To cut down on the regulatory burden of its medical cannabis industry, Australia has implemented a single licence model.
Consolidating the licences will remove duplication, and in most cases, licences will be granted for an unlimited period of time. While licensees won’t have to renew regularly, licences are subject to suspension, surrender or revocation.
Before the reform, there were three separate licences: medical cannabis research, medical cannabis and medical cannabis manufacture.
Now, each licence specifies which activities have been authorized and licensees can apply to add an activity to their licence at any time. A single licence doesn’t enable every holder to cultivate, produce and manufacture cannabis.
“This structure gives more flexibility to expand the coverage of the licence depending on the circumstances of each licence holder, rather than requiring a licence holder to apply for separate licences for different parts of the cannabis lifecycle,” the drug office states on its website.
Existing licence holders are being reissued licences under the new format.
In Canada, there are several classes and subclasses of cannabis licences, and different product classes have different rules. Licence holders are responsible for applying for renewal when necessary.
Canadians 18 and older can apply to grow their own medical cannabis.
Medical cannabis has been legal in Australia since 2016, when the government created a system where doctors could prescribe cannabis by going through the regulatory authority of the Therapeutic Goods Administration.

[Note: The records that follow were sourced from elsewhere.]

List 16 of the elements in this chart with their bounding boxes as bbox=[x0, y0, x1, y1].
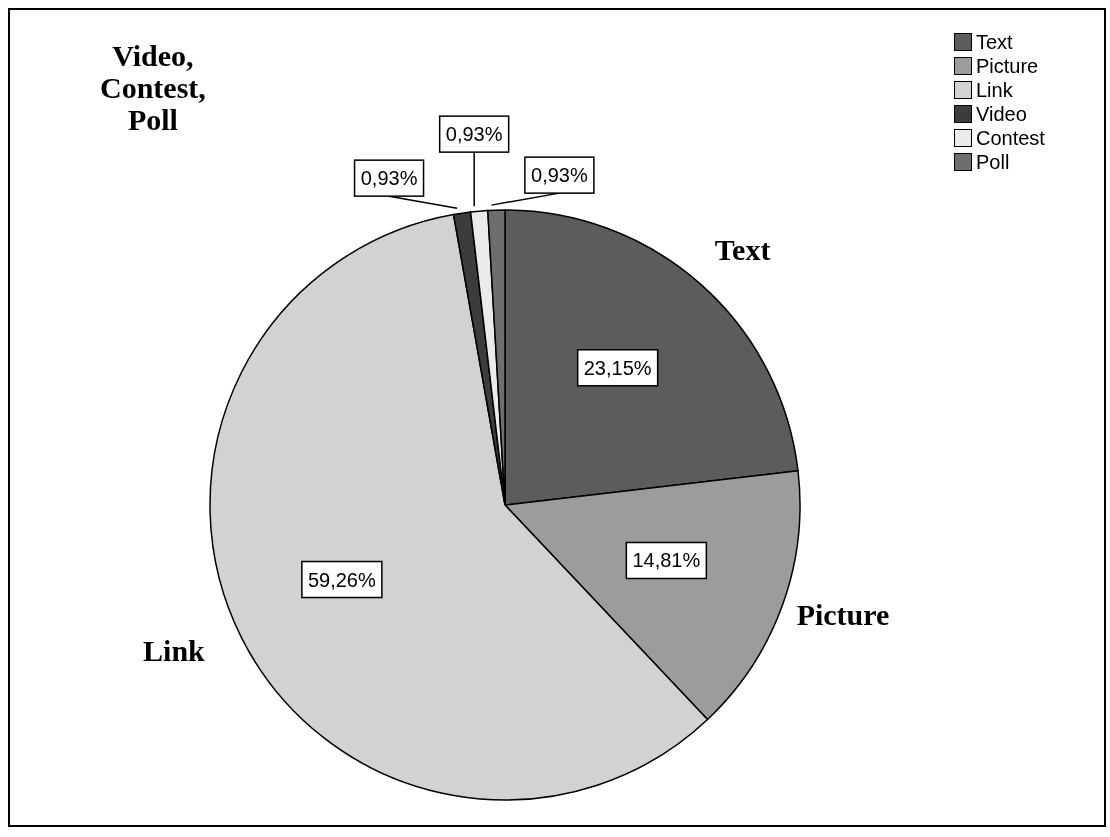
slice-label: Link bbox=[143, 633, 206, 667]
legend-label: Poll bbox=[976, 150, 1010, 174]
legend-label: Text bbox=[976, 30, 1013, 54]
legend-label: Link bbox=[976, 78, 1013, 102]
data-label: 59,26% bbox=[307, 568, 376, 591]
slice-label: Picture bbox=[796, 597, 890, 631]
data-label: 0,93% bbox=[531, 164, 588, 187]
legend-label: Contest bbox=[976, 126, 1045, 150]
data-label: 0,93% bbox=[445, 123, 503, 146]
legend-label: Video bbox=[976, 102, 1027, 126]
data-label: 0,93% bbox=[360, 167, 418, 190]
slice-label: Text bbox=[714, 232, 771, 266]
data-label: 14,81% bbox=[632, 549, 701, 572]
legend-label: Picture bbox=[976, 54, 1039, 78]
text: Video, Contest, Poll bbox=[100, 39, 206, 136]
data-label: 23,15% bbox=[583, 356, 652, 379]
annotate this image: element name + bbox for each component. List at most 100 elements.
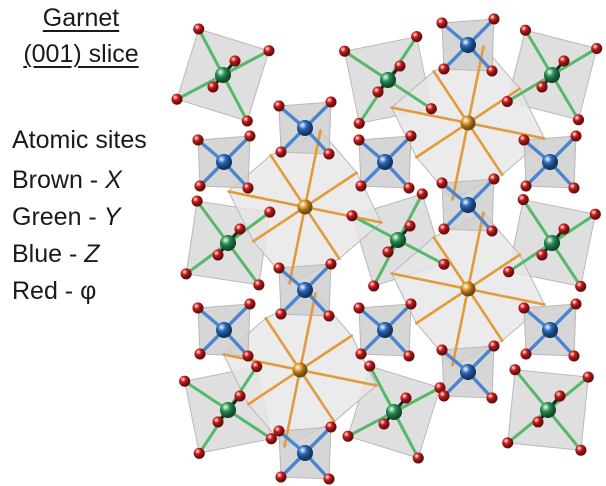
phi-site-atom bbox=[571, 299, 582, 310]
phi-site-atom bbox=[573, 114, 584, 125]
y-site-atom bbox=[380, 72, 396, 88]
phi-site-atom bbox=[208, 82, 219, 93]
phi-site-atom bbox=[502, 96, 513, 107]
phi-site-atom bbox=[533, 417, 544, 428]
phi-site-atom bbox=[404, 351, 415, 362]
z-site-atom bbox=[297, 445, 313, 461]
x-site-atom bbox=[461, 116, 476, 131]
phi-site-atom bbox=[417, 189, 428, 200]
phi-site-atom bbox=[274, 101, 285, 112]
phi-site-atom bbox=[194, 448, 205, 459]
phi-site-atom bbox=[326, 259, 337, 270]
phi-site-atom bbox=[406, 299, 417, 310]
phi-site-atom bbox=[510, 364, 521, 375]
x-site-atom bbox=[461, 282, 476, 297]
phi-site-atom bbox=[181, 268, 192, 279]
phi-site-atom bbox=[413, 452, 424, 463]
phi-site-atom bbox=[489, 341, 500, 352]
z-site-atom bbox=[542, 322, 558, 338]
phi-site-atom bbox=[489, 14, 500, 25]
phi-site-atom bbox=[276, 147, 287, 158]
z-site-atom bbox=[460, 197, 476, 213]
phi-site-atom bbox=[437, 178, 448, 189]
phi-site-atom bbox=[235, 391, 246, 402]
phi-site-atom bbox=[274, 263, 285, 274]
phi-site-atom bbox=[559, 224, 570, 235]
phi-site-atom bbox=[439, 224, 450, 235]
z-site-atom bbox=[377, 322, 393, 338]
phi-site-atom bbox=[521, 181, 532, 192]
phi-site-atom bbox=[569, 183, 580, 194]
z-site-atom bbox=[542, 154, 558, 170]
phi-site-atom bbox=[437, 345, 448, 356]
phi-site-atom bbox=[383, 247, 394, 258]
phi-site-atom bbox=[583, 372, 594, 383]
z-site-atom bbox=[297, 120, 313, 136]
y-site-atom bbox=[544, 67, 560, 83]
phi-site-atom bbox=[213, 417, 224, 428]
phi-site-atom bbox=[518, 194, 529, 205]
phi-site-atom bbox=[426, 103, 437, 114]
phi-site-atom bbox=[555, 391, 566, 402]
y-site-atom bbox=[540, 402, 556, 418]
phi-site-atom bbox=[559, 56, 570, 67]
phi-site-atom bbox=[354, 118, 365, 129]
phi-site-atom bbox=[487, 66, 498, 77]
phi-site-atom bbox=[243, 351, 254, 362]
y-site-atom bbox=[215, 67, 231, 83]
phi-site-atom bbox=[264, 207, 275, 218]
phi-site-atom bbox=[364, 361, 375, 372]
phi-site-atom bbox=[276, 309, 287, 320]
phi-site-atom bbox=[339, 46, 350, 57]
phi-site-atom bbox=[575, 445, 586, 456]
phi-site-atom bbox=[356, 349, 367, 360]
phi-site-atom bbox=[487, 226, 498, 237]
phi-site-atom bbox=[395, 61, 406, 72]
phi-site-atom bbox=[438, 259, 449, 270]
y-site-atom bbox=[544, 235, 560, 251]
y-site-atom bbox=[220, 402, 236, 418]
phi-site-atom bbox=[354, 135, 365, 146]
phi-site-atom bbox=[356, 181, 367, 192]
phi-site-atom bbox=[274, 426, 285, 437]
phi-site-atom bbox=[591, 43, 602, 54]
phi-site-atom bbox=[347, 210, 358, 221]
phi-site-atom bbox=[324, 311, 335, 322]
phi-site-atom bbox=[487, 393, 498, 404]
y-site-atom bbox=[390, 232, 406, 248]
phi-site-atom bbox=[590, 209, 601, 220]
z-site-atom bbox=[460, 364, 476, 380]
phi-site-atom bbox=[245, 131, 256, 142]
z-site-atom bbox=[460, 37, 476, 53]
phi-site-atom bbox=[193, 303, 204, 314]
phi-site-atom bbox=[520, 25, 531, 36]
y-site-atom bbox=[386, 404, 402, 420]
phi-site-atom bbox=[537, 82, 548, 93]
phi-site-atom bbox=[242, 115, 253, 126]
phi-site-atom bbox=[253, 279, 264, 290]
phi-site-atom bbox=[571, 131, 582, 142]
phi-site-atom bbox=[326, 422, 337, 433]
phi-site-atom bbox=[324, 474, 335, 485]
phi-site-atom bbox=[354, 303, 365, 314]
z-site-atom bbox=[216, 154, 232, 170]
phi-site-atom bbox=[489, 174, 500, 185]
x-site-atom bbox=[298, 200, 313, 215]
phi-site-atom bbox=[439, 64, 450, 75]
phi-site-atom bbox=[439, 391, 450, 402]
phi-site-atom bbox=[243, 183, 254, 194]
phi-site-atom bbox=[502, 437, 513, 448]
phi-site-atom bbox=[326, 97, 337, 108]
phi-site-atom bbox=[379, 419, 390, 430]
phi-site-atom bbox=[503, 266, 514, 277]
phi-site-atom bbox=[401, 393, 412, 404]
phi-site-atom bbox=[195, 349, 206, 360]
phi-site-atom bbox=[373, 87, 384, 98]
phi-site-atom bbox=[251, 361, 262, 372]
phi-site-atom bbox=[537, 250, 548, 261]
phi-site-atom bbox=[324, 149, 335, 160]
phi-site-atom bbox=[179, 376, 190, 387]
z-site-atom bbox=[377, 154, 393, 170]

In Australia, most medical cannabis products aren’t approved therapeutic goods, meaning they haven’t been assessed for safety, quality or effectiveness by the TGA.
A study published in 2020 found that only three per cent of Australians using medical cannabis access it through the regulated market.
The same study noted about 30,000 patients have been approved to use 100 different cannabis products as of 2020, though the number could be higher.